This unit is based on Madeleine L'Engle's fabulous book! Students will explore citing evidence, understanding theme, discovering relationships and plot, diving into vocabulary strategies, and identifying the importance of sections. Students will also learn author strategies for creating point of view, understand the difference of reading text vs. listening to text, and compare similar texts in regards to theme and topic. YES, this unit is PACKED with rigorous content that will challenge your students to dig deeper and think differently. This unit is made for high 6th grade, but can easily be adapted for your specific grade level. Fasten your seat belts--This is a FUN unit!
NOTE: This unit is divided into 6 different sections (approximately 35-40 book reading pages per section). Each section has a summary, discussion questions/highlights, vocabulary/ vocabulary test, and student packet questions. It is recommended to pace the unit at one section per week. However, for higher level classes, two sections would be very doable.
Ways to use this unit:
*small group learning through conversational learning
*gifted and talented independent learning
*whole class unit to promote discussion
CCSS ELA-Literacy-RL6.1: Cite textual evidence to support analysis of what the text says explicitly as well as inferences drawn from the text.
CCSS ELA-Literacy-RL6.2: Determine a theme or central idea of the text and analyze its development over the course of the text; provide a summary of the text distinct from personal opinions or judgments.
Progress of Plot/ Relationships
CCSS ELA-Literacy-RL6.3: Describe how a particular story’s or drama’s plot unfolds in a series of episodes as well as how the characters respond or change as the plot moves towards a resolution.
Meanings of words
CCSS ELA-Literacy-RL6.4: Determine the meaning of words and phrases as they are used in a text, including figurative and connotative meanings; analyze the impact of a specific word choice on mean and tone.
CCSS ELA-Literacy-RL6.5: Analyze how a particular sentence, chapter, scene, or stanza fits into the overall structure of a text and contributes to the development of the theme, setting or plot.
Author point of view
CCSS ELA-Literacy-RL.6.6: Explain how an author develops the point of view of the narrator or speaker in a text.
Reading vs. listening
CCSS ELA-Literacy RL6.7: Compare and contrast reading a story, drama or poem to listening to or viewing an audio, video or live version of the text.
Link to other texts
CCSS-ELA-Literacy-RL6.9: Compare and contrast texts in different forms of genres in terms of their approaches to similar themes and topics.
How to use this Unit
Summary—each chapter has a brief summary. This may be used to set up the lesson or assess student understanding and comprehension.

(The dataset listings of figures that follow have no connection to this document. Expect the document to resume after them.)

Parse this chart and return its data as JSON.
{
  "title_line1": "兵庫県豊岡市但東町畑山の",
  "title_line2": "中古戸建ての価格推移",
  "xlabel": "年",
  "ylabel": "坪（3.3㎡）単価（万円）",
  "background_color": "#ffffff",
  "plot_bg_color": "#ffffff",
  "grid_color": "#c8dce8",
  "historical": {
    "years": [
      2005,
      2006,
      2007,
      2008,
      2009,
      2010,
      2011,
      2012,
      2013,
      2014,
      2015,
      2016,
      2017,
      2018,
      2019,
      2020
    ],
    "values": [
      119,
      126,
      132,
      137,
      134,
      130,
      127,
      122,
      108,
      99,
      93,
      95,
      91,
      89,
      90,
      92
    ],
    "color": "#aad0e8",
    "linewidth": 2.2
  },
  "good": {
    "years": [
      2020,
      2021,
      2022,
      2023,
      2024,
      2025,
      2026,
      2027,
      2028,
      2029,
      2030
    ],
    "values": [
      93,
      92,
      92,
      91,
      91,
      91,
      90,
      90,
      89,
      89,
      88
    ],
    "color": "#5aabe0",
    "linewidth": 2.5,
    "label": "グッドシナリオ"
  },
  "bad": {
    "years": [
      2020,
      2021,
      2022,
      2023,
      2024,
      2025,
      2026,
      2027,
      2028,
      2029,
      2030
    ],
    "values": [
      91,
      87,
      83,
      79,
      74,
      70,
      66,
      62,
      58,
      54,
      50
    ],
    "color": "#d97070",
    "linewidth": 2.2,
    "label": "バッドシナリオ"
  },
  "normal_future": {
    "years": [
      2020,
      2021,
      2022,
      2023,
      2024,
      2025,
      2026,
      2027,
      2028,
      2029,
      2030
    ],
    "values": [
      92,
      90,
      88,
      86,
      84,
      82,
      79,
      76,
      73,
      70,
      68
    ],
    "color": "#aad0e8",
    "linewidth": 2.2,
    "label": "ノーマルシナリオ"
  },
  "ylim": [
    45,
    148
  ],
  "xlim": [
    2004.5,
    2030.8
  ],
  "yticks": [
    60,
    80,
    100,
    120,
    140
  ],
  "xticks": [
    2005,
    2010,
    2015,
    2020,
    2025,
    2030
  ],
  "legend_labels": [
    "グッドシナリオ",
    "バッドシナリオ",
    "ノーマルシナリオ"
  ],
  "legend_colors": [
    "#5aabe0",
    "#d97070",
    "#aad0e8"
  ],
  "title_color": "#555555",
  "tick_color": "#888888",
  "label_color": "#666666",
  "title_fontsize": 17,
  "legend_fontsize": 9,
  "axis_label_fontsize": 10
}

Discussion questions—created to promote discussion within the class; may also be used to assess reading comprehension.
Highlights—specific notes about events in the book; supplemental material suggestions that may be useful to promote better understanding; “add-ons” that I have used in my own teaching to make this unit fun.
Vocabulary—specific words found in each chapter that relate to the understanding of the setting, character or plot. Definitions are provided. Students have a similar section in their packets where they will use the following strategies to define a word: apposition, word analysis, context clue.
*Vocabulary quizzes/answer key included in packet. Students should be encouraged to know definitions and be able to use vocabulary words correctly within a sentence.
Student Chapter packet questions—student packet questions to promote development of common core standards. Standards are noted (for example, RL6.2) next to the questions. Answers are provided.
Note: The student packet is meant to be used as a work packet and discussion tool. Students may assess their work and track progress on their Student Progress Trackers and use this information to guide their study for the final test.
Vocabulary—be able to define specific words in text using the following vocabulary strategies: apposition, word analysis, context clues.
Application questions—each question is specifically linked to a CCSS within this unit. All questions are labeled.
Student Progress Tracker—found at the end of the student packet.